‘The Insult’ by Rupert Thomson tells the story of Martin Blom who is shot in the head in a random attack in a supermarket car park after buying groceries on a Thursday evening. When he wakes up in hospital, he is told that his occipital cortex has been irreparably damaged and he will be completely blind for the rest of his life. However, while his doctors tell him that he is likely to experience hallucinations, Martin believes he has regained his vision but only at night time and he later uses this to search for Nina, his lover who has suddenly gone missing.

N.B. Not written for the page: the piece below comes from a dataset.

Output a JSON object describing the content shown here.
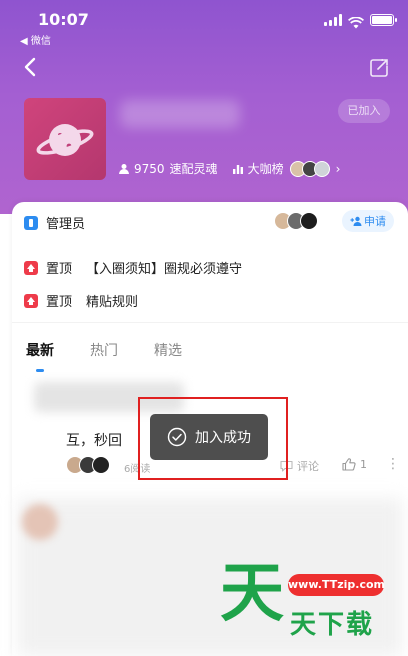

In some ways, ‘The Insult’ reminded me of ‘The Unconsoled‘ in that Thomson’s writing is similarly elegant to Kazuo Ishiguro’s and both novels are set in unnamed countries loosely based on central Europe where very strange things happen. I also think fans of ‘Under the Skin‘ by Michel Faber and other similarly surreal literary novels would enjoy it too. Overall, I found ‘The Insult’ much easier to grasp than ‘The Unconsoled’ which was mind-bending in a way that I sometimes struggled with. In other words, whilst reading ‘The Insult’, I was mostly thinking “I want to find out where this this is going” rather than “I’m so confused and this is hurting my brain” and that can only be a good thing.
Martin is told by his neurosurgeon, Bruno Visser, that following the attack, he will firstly feel numb, then depressed and will then eventually accept what has happened to him, developing a new personality in the process. His hallucinations or visions are cleverly ambiguous and become more bizarre as the search for Nina becomes more sinister. However, the change of focus in the second part of the story is extremely abrupt. Although it is eventually revealed that Edith’s grim story of her past is linked to Martin and Nina, I missed reading Martin’s narrative as he is such an engaging character. This was slightly frustrating after such a brilliant start but the increasing disjointedness certainly adds to the unusual atmosphere of the story even though many questions are left unanswered at the end.
‘The Insult’ is truly original and the blurring of lines between surrealism and realism is fascinating. It doesn’t surprise me that it appears on David Bowie’s top 100 list of books and I may investigate more of Thomson’s work in the future.